Nach Erwä­gun­gen zur Ein­tretens­frage (E. 2) und zur Ver­sicherung­sun­ter­stel­lung (Erwerb­sort­prinzip, E. 3), befasste sich das Bun­des­gericht mit dem Beitragsstatut (E. 4). Konkret sei stre­it­ig und zu prüfen, so das Bun­des­gericht, ob die Vorin­stanz den “typ­is­chen” Uber-Fahrer, der keine eige­nen angestell­ten Fahrer beschäftige und/oder das Uber-Geschäft nicht über eine juris­tis­che Per­son abwick­le, zu Recht als Unselb­ständi­ger­wer­ben­den qual­i­fiziert habe (E. 4.1). Ob indessen der jew­eilige Uber-Fahrer eine Einzelun­ternehmung im Han­del­sreg­is­ter habe ein­tra­gen lassen, sei ohne Belang (E. 4.2 ff.). Eben­so sei nicht zu bean­standen, dass die Vorin­stanz in Fällen, in denen der Fahrer eine juris­tis­che Per­son gegrün­det habe (ob mit oder ohne eigene Angestellte), nicht in all­ge­mein­er Weise über das Beitragsstatut entsch­ieden habe (E. 4.3).

Das Bun­des­gericht befasste sich in der Folge einge­hend mit der Abgren­zung zwis­chen selb­ständi­ger und unselb­ständi­ger Erwerb­stätigkeit (E. 6).

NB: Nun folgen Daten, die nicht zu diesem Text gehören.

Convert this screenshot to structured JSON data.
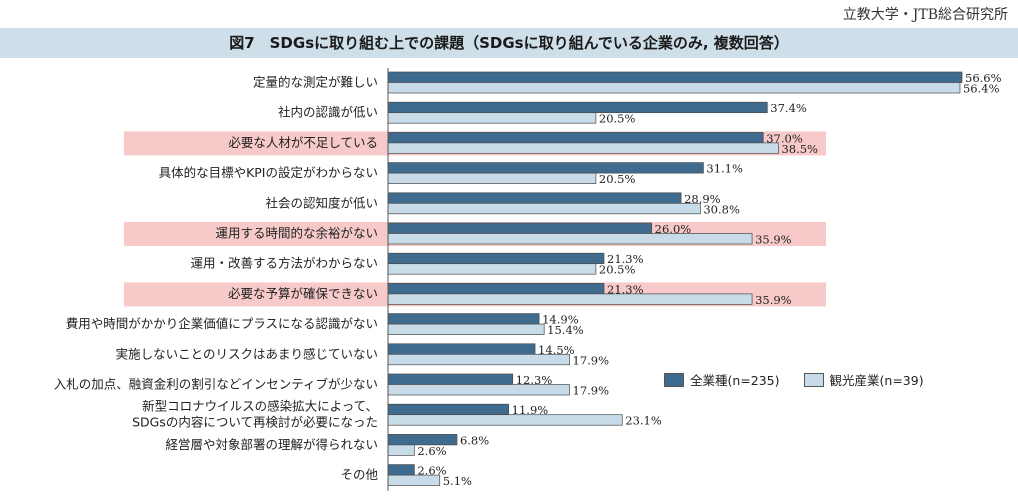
{
  "source": "立教大学・JTB総合研究所",
  "title": "図7　SDGsに取り組む上での課題（SDGsに取り組んでいる企業のみ, 複数回答）",
  "colors": {
    "series1": "#3f6c8e",
    "series2": "#c7dbe9",
    "highlight": "#f7c9c9",
    "title_band": "#cfdfea"
  },
  "chart_data": {
    "type": "bar",
    "orientation": "horizontal",
    "categories": [
      "定量的な測定が難しい",
      "社内の認識が低い",
      "必要な人材が不足している",
      "具体的な目標やKPIの設定がわからない",
      "社会の認知度が低い",
      "運用する時間的な余裕がない",
      "運用・改善する方法がわからない",
      "必要な予算が確保できない",
      "費用や時間がかかり企業価値にプラスになる認識がない",
      "実施しないことのリスクはあまり感じていない",
      "入札の加点、融資金利の割引などインセンティブが少ない",
      "新型コロナウイルスの感染拡大によって、|SDGsの内容について再検討が必要になった",
      "経営層や対象部署の理解が得られない",
      "その他"
    ],
    "highlighted": [
      false,
      false,
      true,
      false,
      false,
      true,
      false,
      true,
      false,
      false,
      false,
      false,
      false,
      false
    ],
    "series": [
      {
        "name": "全業種(n=235)",
        "values": [
          56.6,
          37.4,
          37.0,
          31.1,
          28.9,
          26.0,
          21.3,
          21.3,
          14.9,
          14.5,
          12.3,
          11.9,
          6.8,
          2.6
        ]
      },
      {
        "name": "観光産業(n=39)",
        "values": [
          56.4,
          20.5,
          38.5,
          20.5,
          30.8,
          35.9,
          20.5,
          35.9,
          15.4,
          17.9,
          17.9,
          23.1,
          2.6,
          5.1
        ]
      }
    ],
    "value_suffix": "%",
    "xlim": [
      0,
      60
    ],
    "legend_position": "bottom-right",
    "grid": false
  }
}
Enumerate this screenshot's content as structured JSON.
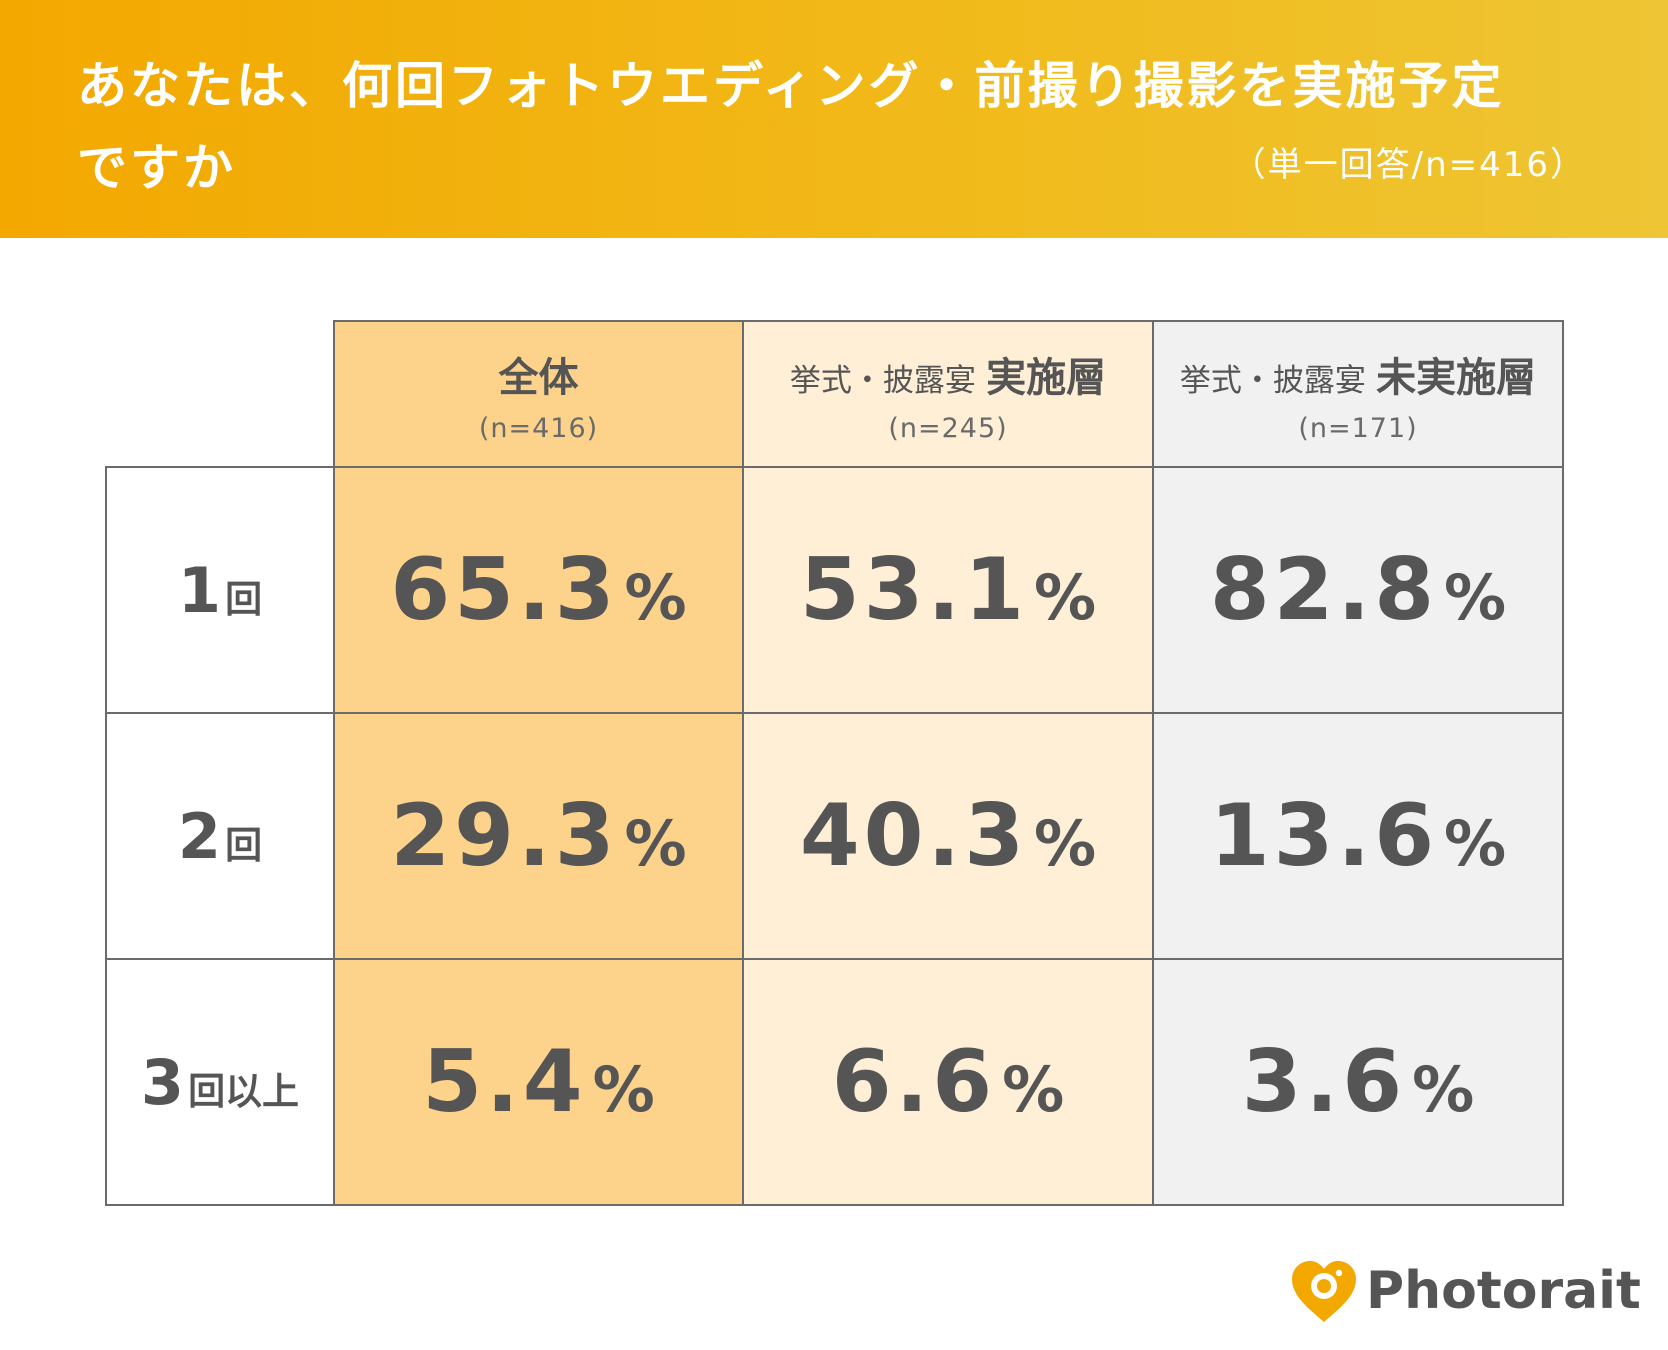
{
  "header": {
    "question_line1": "あなたは、何回フォトウエディング・前撮り撮影を実施予定",
    "question_line2": "ですか",
    "answer_meta": "（単一回答/n=416）"
  },
  "colors": {
    "header_start": "#F3A800",
    "header_end": "#EEC534",
    "col_total": "#FDD38B",
    "col_done": "#FEEFD6",
    "col_none": "#F1F1F1",
    "text": "#555555",
    "logo_accent": "#F3A800"
  },
  "chart_data": {
    "type": "table",
    "columns": [
      {
        "prefix": "",
        "title": "全体",
        "n": "(n=416)"
      },
      {
        "prefix": "挙式・披露宴",
        "title": "実施層",
        "n": "(n=245)"
      },
      {
        "prefix": "挙式・披露宴",
        "title": "未実施層",
        "n": "(n=171)"
      }
    ],
    "rows": [
      {
        "num": "1",
        "unit": "回",
        "values": [
          "65.3",
          "53.1",
          "82.8"
        ]
      },
      {
        "num": "2",
        "unit": "回",
        "values": [
          "29.3",
          "40.3",
          "13.6"
        ]
      },
      {
        "num": "3",
        "unit": "回以上",
        "values": [
          "5.4",
          "6.6",
          "3.6"
        ]
      }
    ],
    "value_unit": "%"
  },
  "brand": {
    "name": "Photorait",
    "icon": "heart-camera-logo-icon"
  }
}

Zur Beurteilung, welche Merk­male davon im konkreten Einzelfall über­wiegen, seien in erster Lin­ie die wirtschaftlichen Gegeben­heit­en zwis­chen den Parteien unter der Gesamtwürdi­gung der Umstände, und nicht die Recht­snatur des Ver­tragsver­hält­niss­es mass­gebend (E. 6.2).

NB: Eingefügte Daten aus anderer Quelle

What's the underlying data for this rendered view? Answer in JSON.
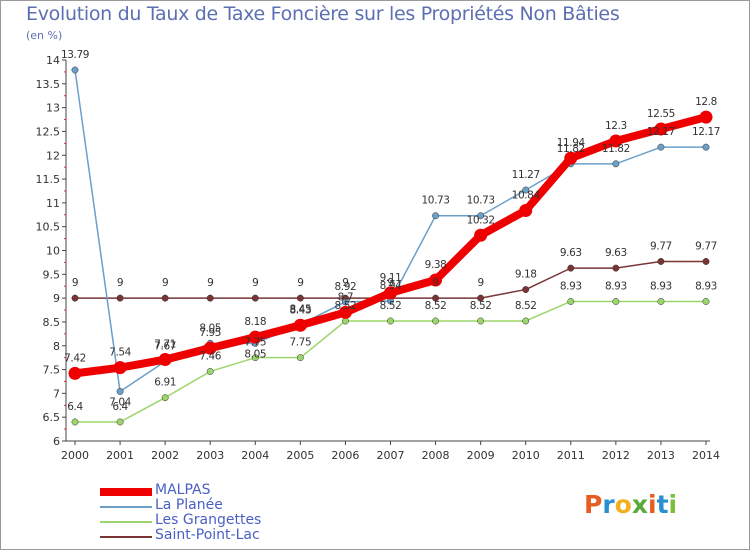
{
  "title": "Evolution du Taux de Taxe Foncière sur les Propriétés Non Bâties",
  "unit_label": "(en %)",
  "logo": {
    "letters": [
      "P",
      "r",
      "o",
      "x",
      "i",
      "t",
      "i"
    ],
    "colors": [
      "#e85d1f",
      "#2a8fd0",
      "#f2b01e",
      "#5aa83a",
      "#e85d1f",
      "#2a8fd0",
      "#7bbf3a"
    ]
  },
  "chart_data": {
    "type": "line",
    "title": "Evolution du Taux de Taxe Foncière sur les Propriétés Non Bâties",
    "ylabel": "(en %)",
    "xlabel": "",
    "x": [
      "2000",
      "2001",
      "2002",
      "2003",
      "2004",
      "2005",
      "2006",
      "2007",
      "2008",
      "2009",
      "2010",
      "2011",
      "2012",
      "2013",
      "2014"
    ],
    "ylim": [
      6,
      14
    ],
    "yticks": [
      "6",
      "6.5",
      "7",
      "7.5",
      "8",
      "8.5",
      "9",
      "9.5",
      "10",
      "10.5",
      "11",
      "11.5",
      "12",
      "12.5",
      "13",
      "13.5",
      "14"
    ],
    "legend_position": "bottom-left",
    "series": [
      {
        "name": "MALPAS",
        "color": "#ee0000",
        "values": [
          7.42,
          7.54,
          7.71,
          7.95,
          8.18,
          8.43,
          8.7,
          9.11,
          9.38,
          10.32,
          10.84,
          11.94,
          12.3,
          12.55,
          12.8
        ],
        "labels": [
          "7.42",
          "7.54",
          "7.71",
          "7.95",
          "8.18",
          "8.43",
          "8.7",
          "9.11",
          "9.38",
          "10.32",
          "10.84",
          "11.94",
          "12.3",
          "12.55",
          "12.8"
        ]
      },
      {
        "name": "La Planée",
        "color": "#6a9fc8",
        "values": [
          13.79,
          7.04,
          7.67,
          8.05,
          8.05,
          8.45,
          8.92,
          8.94,
          10.73,
          10.73,
          11.27,
          11.82,
          11.82,
          12.17,
          12.17
        ],
        "labels": [
          "13.79",
          "7.04",
          "7.67",
          "8.05",
          "8.05",
          "8.45",
          "8.92",
          "8.94",
          "10.73",
          "10.73",
          "11.27",
          "11.82",
          "11.82",
          "12.17",
          "12.17"
        ]
      },
      {
        "name": "Les Grangettes",
        "color": "#9bd56b",
        "values": [
          6.4,
          6.4,
          6.91,
          7.46,
          7.75,
          7.75,
          8.52,
          8.52,
          8.52,
          8.52,
          8.52,
          8.93,
          8.93,
          8.93,
          8.93
        ],
        "labels": [
          "6.4",
          "6.4",
          "6.91",
          "7.46",
          "7.75",
          "7.75",
          "8.52",
          "8.52",
          "8.52",
          "8.52",
          "8.52",
          "8.93",
          "8.93",
          "8.93",
          "8.93"
        ]
      },
      {
        "name": "Saint-Point-Lac",
        "color": "#7a3434",
        "values": [
          9,
          9,
          9,
          9,
          9,
          9,
          9,
          9,
          9,
          9,
          9.18,
          9.63,
          9.63,
          9.77,
          9.77
        ],
        "labels": [
          "9",
          "9",
          "9",
          "9",
          "9",
          "9",
          "9",
          "9",
          "9",
          "9",
          "9.18",
          "9.63",
          "9.63",
          "9.77",
          "9.77"
        ]
      }
    ]
  }
}
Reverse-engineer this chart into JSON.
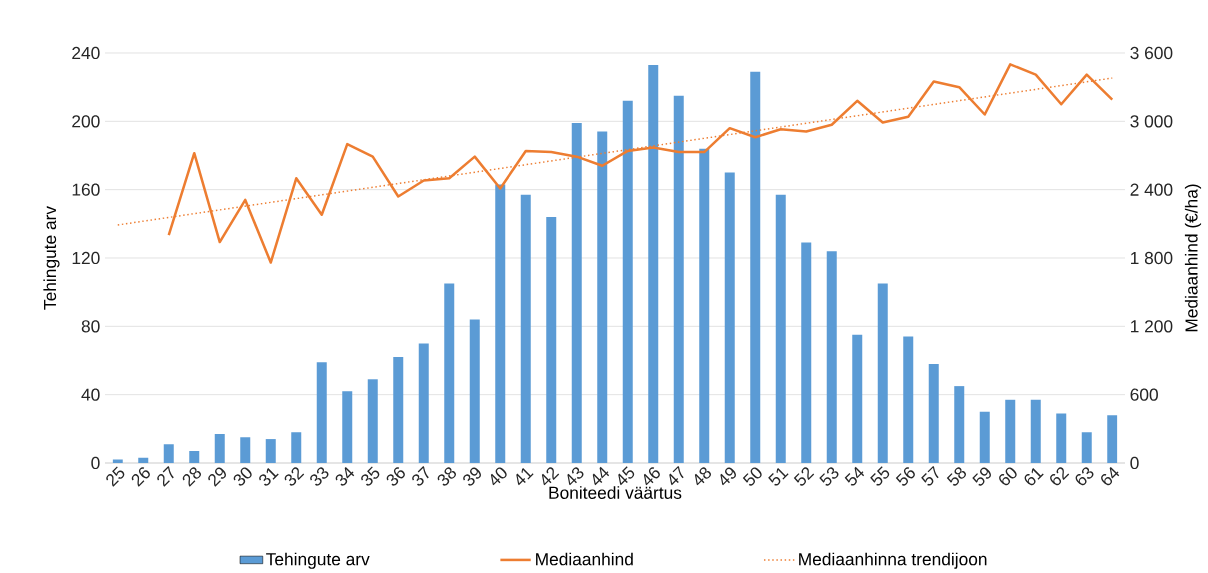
{
  "chart_data": {
    "type": "bar",
    "xlabel": "Boniteedi väärtus",
    "ylabel": "Tehingute arv",
    "y2label": "Mediaanhind (€/ha)",
    "x": [
      25,
      26,
      27,
      28,
      29,
      30,
      31,
      32,
      33,
      34,
      35,
      36,
      37,
      38,
      39,
      40,
      41,
      42,
      43,
      44,
      45,
      46,
      47,
      48,
      49,
      50,
      51,
      52,
      53,
      54,
      55,
      56,
      57,
      58,
      59,
      60,
      61,
      62,
      63,
      64
    ],
    "xlim": [
      24.5,
      64.5
    ],
    "xticks": [
      25,
      26,
      27,
      28,
      29,
      30,
      31,
      32,
      33,
      34,
      35,
      36,
      37,
      38,
      39,
      40,
      41,
      42,
      43,
      44,
      45,
      46,
      47,
      48,
      49,
      50,
      51,
      52,
      53,
      54,
      55,
      56,
      57,
      58,
      59,
      60,
      61,
      62,
      63,
      64
    ],
    "series": [
      {
        "name": "Tehingute arv",
        "color": "#5b9bd5",
        "values": [
          2,
          3,
          11,
          7,
          17,
          15,
          14,
          18,
          59,
          42,
          49,
          62,
          70,
          105,
          84,
          163,
          157,
          144,
          199,
          194,
          212,
          233,
          215,
          184,
          170,
          229,
          157,
          129,
          124,
          75,
          105,
          74,
          58,
          45,
          30,
          37,
          37,
          29,
          18,
          28
        ]
      },
      {
        "name": "Mediaanhind",
        "type": "line",
        "axis": "y2",
        "color": "#ed7d31",
        "x": [
          27,
          28,
          29,
          30,
          31,
          32,
          33,
          34,
          35,
          36,
          37,
          38,
          39,
          40,
          41,
          42,
          43,
          44,
          45,
          46,
          47,
          48,
          49,
          50,
          51,
          52,
          53,
          54,
          55,
          56,
          57,
          58,
          59,
          60,
          61,
          62,
          63,
          64
        ],
        "values": [
          2000,
          2720,
          1940,
          2310,
          1760,
          2500,
          2180,
          2800,
          2690,
          2340,
          2480,
          2500,
          2690,
          2410,
          2740,
          2730,
          2690,
          2610,
          2740,
          2770,
          2730,
          2730,
          2940,
          2860,
          2930,
          2910,
          2970,
          3180,
          2990,
          3040,
          3350,
          3300,
          3060,
          3500,
          3410,
          3150,
          3410,
          3190
        ]
      },
      {
        "name": "Mediaanhinna trendijoon",
        "type": "line",
        "axis": "y2",
        "line_style": "dotted",
        "color": "#ed7d31",
        "x": [
          25,
          64
        ],
        "values": [
          2090,
          3380
        ]
      }
    ],
    "ylim": [
      0,
      240
    ],
    "yticks": [
      0,
      40,
      80,
      120,
      160,
      200,
      240
    ],
    "y2lim": [
      0,
      3600
    ],
    "y2ticks": [
      0,
      600,
      {
        "value": 1200,
        "label": "1 200"
      },
      {
        "value": 1800,
        "label": "1 800"
      },
      {
        "value": 2400,
        "label": "2 400"
      },
      {
        "value": 3000,
        "label": "3 000"
      },
      {
        "value": 3600,
        "label": "3 600"
      }
    ],
    "grid": "y",
    "legend": "bottom",
    "marker": "none"
  }
}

Von ein­er unselb­ständi­gen Tätigkeit sei im All­ge­meinen auszuge­hen (E. 6.3):

  • Bei betrieb­swirtschaftlich­er bzw. arbeit­sor­gan­isatorisch­er Abhängigkeit von einem Arbeit­ge­ber ohne spez­i­fis­ches Unternehmerrisiko
  • Wenn die typ­is­chen Merk­male eines Arbeitsver­trags vor­liegen (d.h. Leis­tung auf Dienst auf Zeit, wirtschaftliche Abhängigkeit, Einord­nung in den Betrieb während der Arbeit­szeit, prak­tisch keine andere Erwerb­stätigkeit ausübbar)
    Konkrete Indizien dafür: Vor­liegen eines bes­timmten Arbeit­s­plans, die Notwendigkeit, über den Stand der Arbeit­en Bericht zu erstat­ten sowie das Angewiesen­sein auf die Infra­struk­tur am Arbeitsort
  • Erschöp­fung des wirtschaftlichen Risikos in der (alleini­gen) Abhängigkeit vom per­sön­lichen Arbeit­ser­folg oder (bei regelmäs­sig aus­geübter Tätigkeit) Ein­treten ein­er dem Stel­len­ver­lust ähn­lichen Sit­u­a­tion bei Dahin­fall­en des Erwerbsverhältnisses

Eine selb­st­ständi­ge Erwerb­stätigkeit liege im Regelfall vor (E. 6.3):

  • Bei Teil­nahme am wirtschaftlichen Verkehr durch Ein­satz von Arbeit und Kap­i­tal in frei bes­timmter Selb­stor­gan­i­sa­tion, nach aussen sicht­bar und mit dem Ziel, Dien­stleis­tun­gen zu erbrin­gen oder Pro­duk­te zu schaf­fen, deren Inanspruch­nahme oder Erwerb durch geld­w­erte Gegen­leis­tung abge­golten wird
  • Vor­liegen charak­ter­is­tis­ch­er Merk­male wie Täti­gung erhe­blich­er Investi­tio­nen, Benutzung eigen­er Geschäft­sräum­lichkeit­en sowie Beschäf­ti­gung von eigen­em Personal
  • Tra­gen der anfal­l­en­den Kosten unab­hängig vom Arbeit­ser­folg als spez­i­fis­ches Unternehmerrisiko
  • Gle­ichzeit­ige Tätigkeit für mehrere Gesellschaft in eigen­em Namen, ohne indessen von diesen abhängig zu sein (tat­säch­liche Auf­tragslage massgebend)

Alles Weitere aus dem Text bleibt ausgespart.